Kullak: Ästhetik des Klavierspiels - Kap. 4

[Seite 2 von 5]

zurück | weiter

Einige Theoretiker scheiden Technik und Mechanik. Die letztere würde die Gesetze der Fingerkräfte und der zum Spiel überhaupt nothwendigen Glieder- und Gelenkbewegungen untersuchen, und abstrakt, ohne Verband mit irgend einer kompositorischen Inhaltlichkeit, rein im Sinne des vorliegenden physikalisch-mechanischen Zweckes auf bestimmte Formen zurückführen. Die Technik würde diesen Mechanismus im Dienste des kompositorischen Zusammenhanges zu betrachten haben. Eine scharfe Grenzinnehaltung beider Begriffe ist nicht nothwendig und außerdem schwer durchzuführen. Wo hört die Mechanik auf, wo beginnt die Technik? Beides gehört eng zusammen, eine Sonderung würde der Mechanik die Pflicht auferlegen, sich jedes praktischen Beispiels zu enthalten, denn jede noch so kleine Verbindung von Tönen ist schon kompositorisches Atom. Und eine Lehre des praktischen Stoffes ohne Beispiel ist wegen ihrer anregungslosen Abstraktion unpraktisch. So hält es denn das nachfolgende System mit einer Trennung dieser Begriffe nicht genau; die Elemente der ersten Gattung werden vorwiegend rein mechanischer Natur sein, bei allen übrigen wird ein Hineinspielen in die Technik <122> unabweisbar sein; es erscheint am zweckmäßigsten, Mechanik und Technik so ziemlich in Eins zu setzen, da es überdem mehr auf sachliche Genauigkeit, als auf die in keiner Sphäre zutreffende Präcision des Wortlautes ankommt.

Die Mechanik ist die erste und unerläßlichste Bedingung des Klavierspieles. Sie hat zu dem Geiste desselben ganz das Verhältniß, wie die Form zum Inhalte, d.h. sie ist selbst das Ganze, eben so sehr wie der Inhalt, und scheidet sich von demselben nur vom Gesichtspunkte einer anderen Betrachtungsweise, welche der beobachtende Verstand dem Kunstwerke gegenüber einnimmt.

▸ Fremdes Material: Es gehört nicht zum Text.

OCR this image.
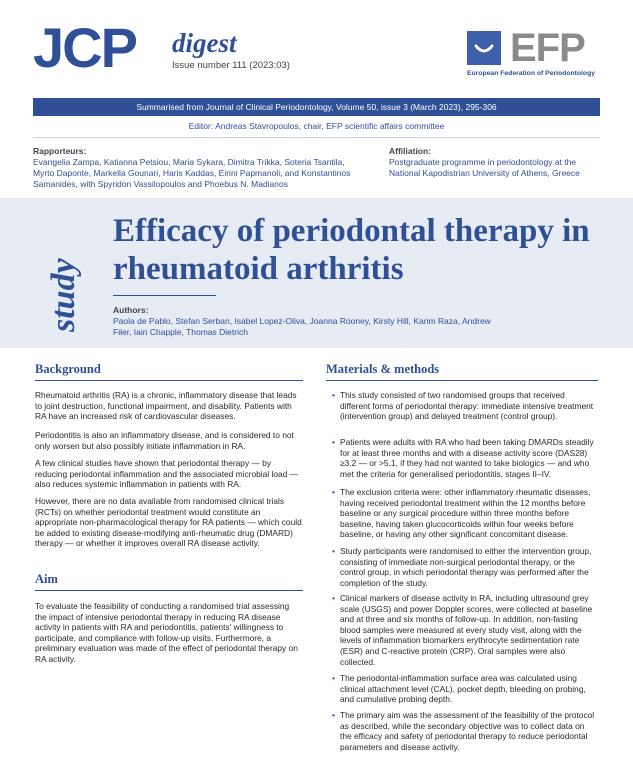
JCP digest
Issue number 111 (2023:03)	EFP
European Federation of Periodontology
Summarised from Journal of Clinical Periodontology, Volume 50, issue 3 (March 2023), 295-306
Editor: Andreas Stavropoulos, chair, EFP scientific affairs committee
Rapporteurs:
Evangelia Zampa, Katianna Petsiou, Maria Sykara, Dimitra Trikka, Soteria Tsantila, Myrto Daponte, Markella Gounari, Haris Kaddas, Eirini Papmanoli, and Konstantinos Samanides, with Spyridon Vassilopoulos and Phoebus N. Madianos
Affiliation:
Postgraduate programme in periodontology at the National Kapodistrian University of Athens, Greece
study
Efficacy of periodontal therapy in rheumatoid arthritis
Authors:
Paola de Pablo, Stefan Serban, Isabel Lopez-Oliva, Joanna Rooney, Kirsty Hill, Karim Raza, Andrew Filer, Iain Chapple, Thomas Dietrich
Background
Rheumatoid arthritis (RA) is a chronic, inflammatory disease that leads to joint destruction, functional impairment, and disability. Patients with RA have an increased risk of cardiovascular diseases.
Periodontitis is also an inflammatory disease, and is considered to not only worsen but also possibly initiate inflammation in RA.
A few clinical studies have shown that periodontal therapy — by reducing periodontal inflammation and the associated microbial load — also reduces systemic inflammation in patients with RA.
However, there are no data available from randomised clinical trials (RCTs) on whether periodontal treatment would constitute an appropriate non-pharmacological therapy for RA patients — which could be added to existing disease-modifying anti-rheumatic drug (DMARD) therapy — or whether it improves overall RA disease activity.
Aim
To evaluate the feasibility of conducting a randomised trial assessing the impact of intensive periodontal therapy in reducing RA disease activity in patients with RA and periodontitis, patients' willingness to participate, and compliance with follow-up visits. Furthermore, a preliminary evaluation was made of the effect of periodontal therapy on RA activity.
Materials & methods
• This study consisted of two randomised groups that received different forms of periodontal therapy: immediate intensive treatment (intervention group) and delayed treatment (control group).
• Patients were adults with RA who had been taking DMARDs steadily for at least three months and with a disease activity score (DAS28) ≥3.2 — or >5.1, if they had not wanted to take biologics — and who met the criteria for generalised periodontitis, stages II–IV.
• The exclusion criteria were: other inflammatory rheumatic diseases, having received periodontal treatment within the 12 months before baseline or any surgical procedure within three months before baseline, having taken glucocorticoids within four weeks before baseline, or having any other significant concomitant disease.
• Study participants were randomised to either the intervention group, consisting of immediate non-surgical periodontal therapy, or the control group, in which periodontal therapy was performed after the completion of the study.
• Clinical markers of disease activity in RA, including ultrasound grey scale (USGS) and power Doppler scores, were collected at baseline and at three and six months of follow-up. In addition, non-fasting blood samples were measured at every study visit, along with the levels of inflammation biomarkers erythrocyte sedimentation rate (ESR) and C-reactive protein (CRP). Oral samples were also collected.
• The periodontal-inflammation surface area was calculated using clinical attachment level (CAL), pocket depth, bleeding on probing, and cumulative probing depth.
• The primary aim was the assessment of the feasibility of the protocol as described, while the secondary objective was to collect data on the efficacy and safety of periodontal therapy to reduce periodontal parameters and disease activity.
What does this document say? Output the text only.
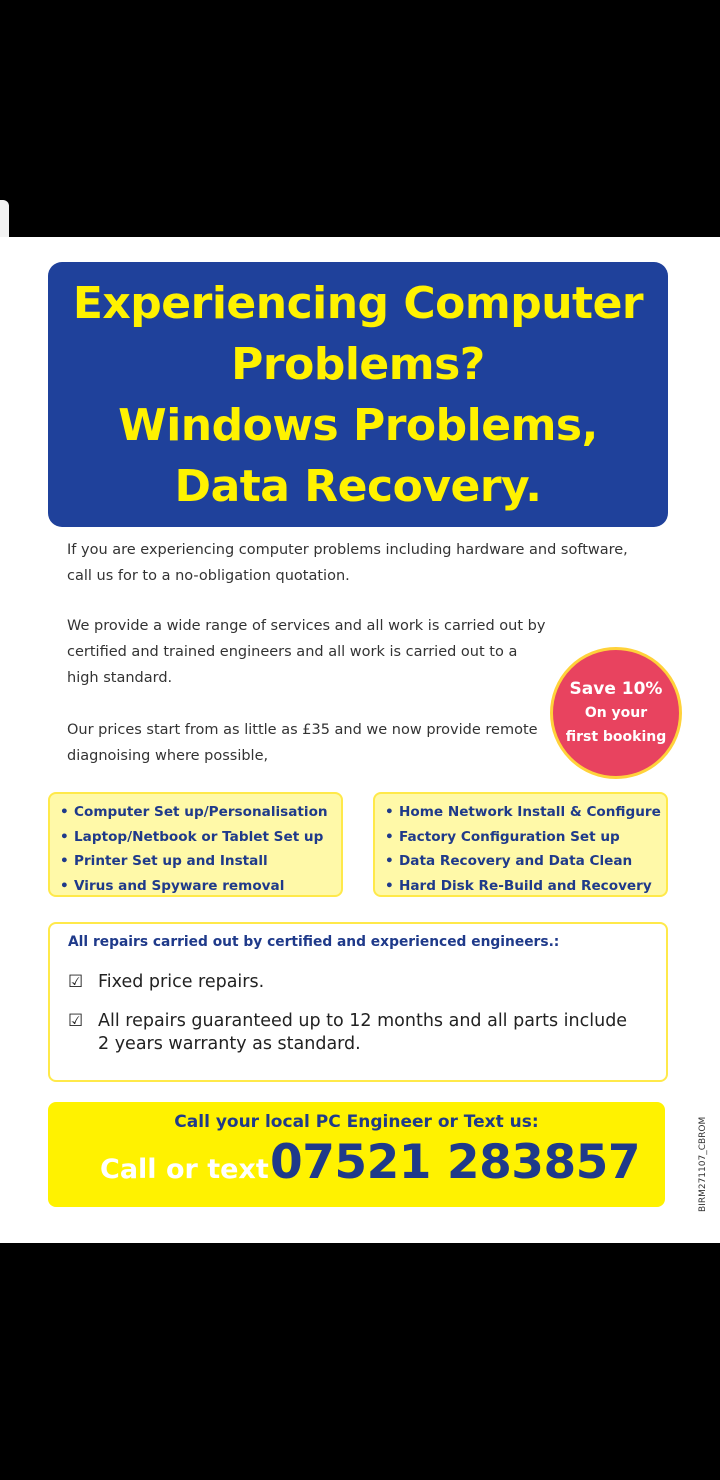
Experiencing Computer
Problems?
Windows Problems,
Data Recovery.

If you are experiencing computer problems including hardware and software,
call us for to a no-obligation quotation.

We provide a wide range of services and all work is carried out by
certified and trained engineers and all work is carried out to a
high standard.

Our prices start from as little as £35 and we now provide remote
diagnoising where possible,

Save 10%
On your
first booking
• Computer Set up/Personalisation
• Laptop/Netbook or Tablet Set up
• Printer Set up and Install
• Virus and Spyware removal
• Home Network Install & Configure
• Factory Configuration Set up
• Data Recovery and Data Clean
• Hard Disk Re-Build and Recovery

All repairs carried out by certified and experienced engineers.:

☑ Fixed price repairs.
☑ All repairs guaranteed up to 12 months and all parts include
2 years warranty as standard.
Call your local PC Engineer or Text us:
Call or text 07521 283857	BIRM271107_CBROM
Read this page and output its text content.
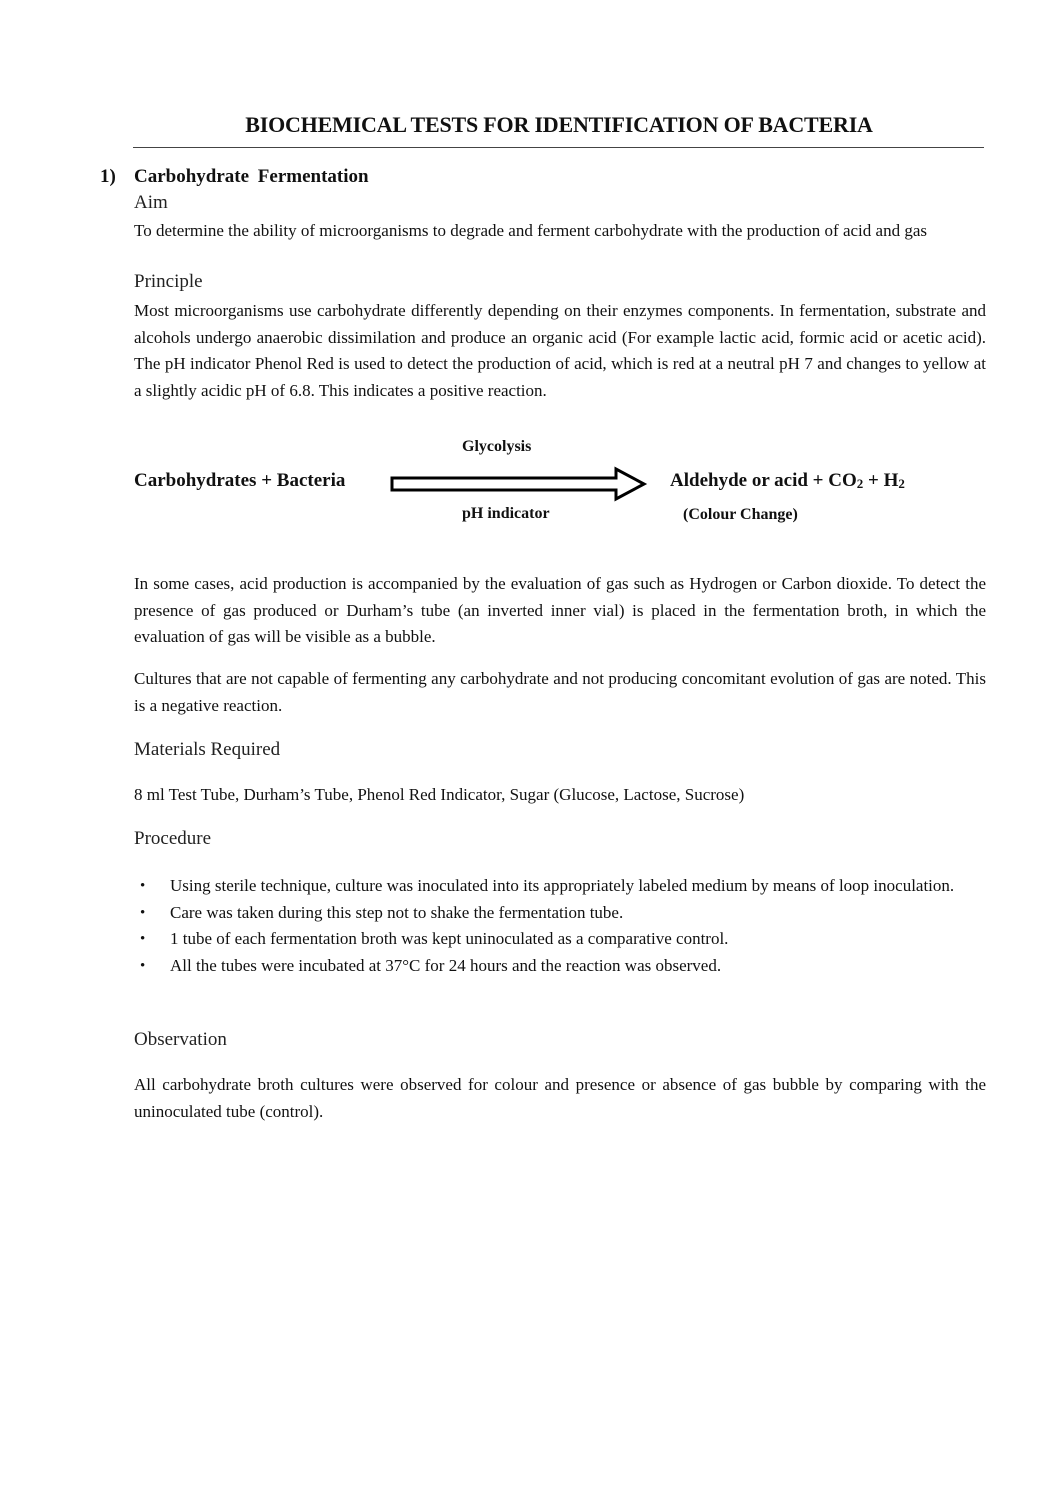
BIOCHEMICAL TESTS FOR IDENTIFICATION OF BACTERIA
1) Carbohydrate Fermentation
Aim
To determine the ability of microorganisms to degrade and ferment carbohydrate with the production of acid and gas
Principle
Most microorganisms use carbohydrate differently depending on their enzymes components. In fermentation, substrate and alcohols undergo anaerobic dissimilation and produce an organic acid (For example lactic acid, formic acid or acetic acid). The pH indicator Phenol Red is used to detect the production of acid, which is red at a neutral pH 7 and changes to yellow at a slightly acidic pH of 6.8. This indicates a positive reaction.
Glycolysis
Carbohydrates + Bacteria	Aldehyde or acid + $CO_2 + H_2$
pH indicator	(Colour Change)
In some cases, acid production is accompanied by the evaluation of gas such as Hydrogen or Carbon dioxide. To detect the presence of gas produced or Durham’s tube (an inverted inner vial) is placed in the fermentation broth, in which the evaluation of gas will be visible as a bubble.
Cultures that are not capable of fermenting any carbohydrate and not producing concomitant evolution of gas are noted. This is a negative reaction.
Materials Required
8 ml Test Tube, Durham’s Tube, Phenol Red Indicator, Sugar (Glucose, Lactose, Sucrose)
Procedure
• Using sterile technique, culture was inoculated into its appropriately labeled medium by means of loop inoculation.
• Care was taken during this step not to shake the fermentation tube.
• 1 tube of each fermentation broth was kept uninoculated as a comparative control.
• All the tubes were incubated at 37°C for 24 hours and the reaction was observed.
Observation
All carbohydrate broth cultures were observed for colour and presence or absence of gas bubble by comparing with the uninoculated tube (control).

Die Mechanik muß vollkommen sein; so wenig das geschickteste rhetorische Genie den Redner macht, wofern die Zunge stottert, schwerfällig, oder wohl gar der Sprache unmächtig ist, eben so wenig macht das außerordentlichste Verständniß aller Kompositionen, oder die üppigste Phantasie den Klavierspieler, wenn es der Mechanik gebricht. Wo in ihr die geringste Lücke fühlbar ist, wird die Vollkommenheit des Ganzen fehlen, die unscheinbarste Schwäche hemmt die vollendete Entstehung des Ideals; der tiefsinnigste Flug des Gedankens, der feinste Atemzug der Empfindung reichen nicht aus, wenn eine harte Fingerspitze, ein steifes Glied, eine ungeschickte Bewegung dem Inhalte des Willens Hindernisse in den Weg stellen. Wo bloß Verständniß waltet, und die Finger schwerfällig widerstreben, wird die Darstellung zu einem widerlichen Zwitterwesen, das charakterlos zwischen Abstraktion und Kunst schwebt, einer Art unverständlicher Symbolik, darum unschön, weil die Proportionalität ihrer Elemente gestört ist. - Der Dilettantismus stützt zwar oft sein Nichtkönnen auf den wohlfeilen Prunk schöngeistiger Phrasen von Ausdruck. Dies ist eitle Oberflächlichkeit. Das Ideal will in allen Theilen Vollkommenheit sein, denn die Idee ist eben so sehr sinnliche Wirklichkeit, als der Reflex derselben im Geiste.